A Copula network deconvolution-based direct correlation disentangling framework for explainable fault detection in semiconductor wafer fabrication

Abstract

Wafer fabrication is a highly complex manufacturing system. Using complex network models to portray the correlation between parameters is an effective tool for finding the key influencing factors associated with the cause of wafer defects. However, the complex network in a wafer fabrication system has many nonlinearities, non-normal distributions, coupling, and spurious correlations. Quantitative clarification of direct and indirect correlations in the complex network is the prerequisite for achieving explainable fault detection in smart manufacturing. Therefore, a Copula network deconvolution-based direct correlation disentangling framework is proposed in the context of explainable fault detection in semiconductor wafer fabrication.
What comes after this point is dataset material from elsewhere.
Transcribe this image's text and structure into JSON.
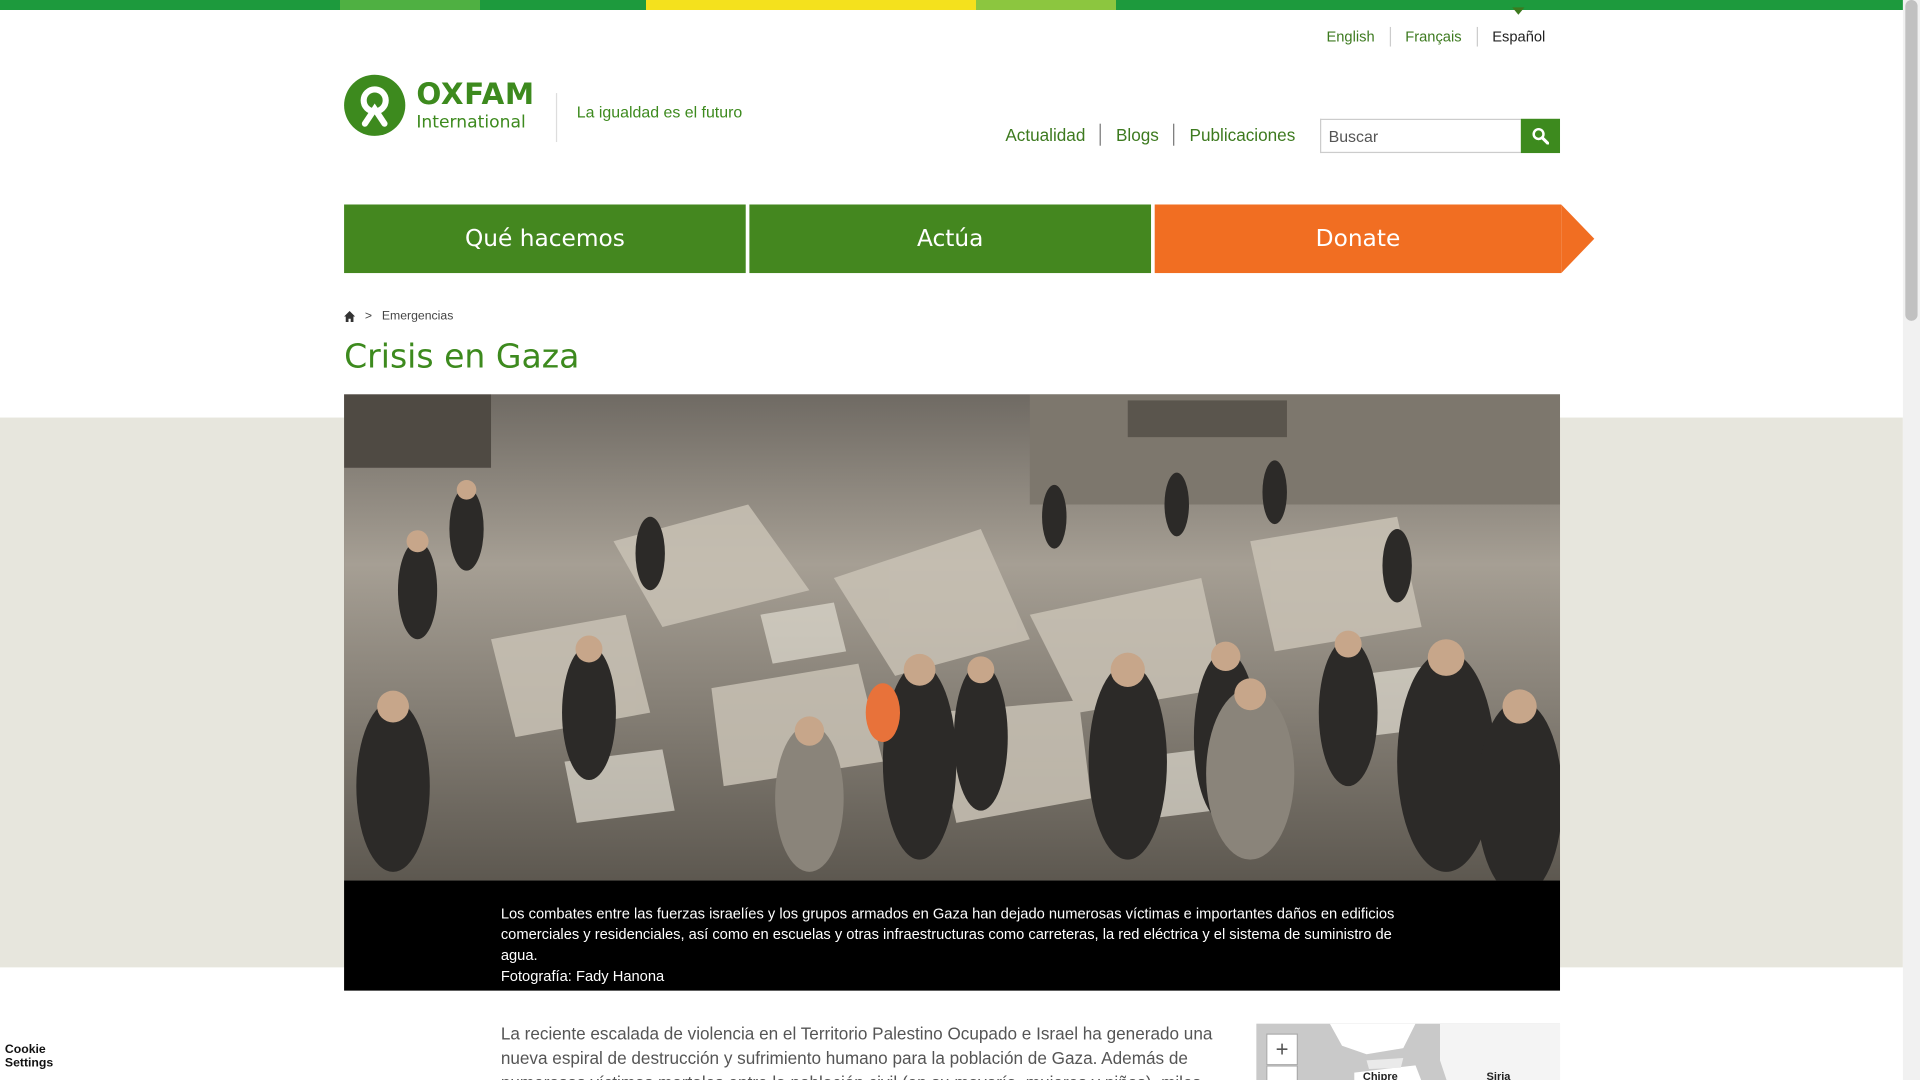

Firstly, The complex network correlation diagram of the parameters in the wafer fabrication process is constructed with each parameter as a node and the correlation coefficients between parameters as connected edges. Then, a nonlinear correlation metric model based on adaptive Copula function selection is designed to deal with the nonlinear correlation of complex network models. The adaptive selection of the Copula function is realized by the goodness-of-fit test method based on Euclidean distance. After that, considering the coupling and spurious correlation in the complex network model, a network deconvolution-based fault detection method is designed to identify direct correlation. Finally, a case study using the actual data from semiconductor wafer fabrication systems is conducted to compare the existing mainstream fault detection methods and validate the effectiveness of the proposed method.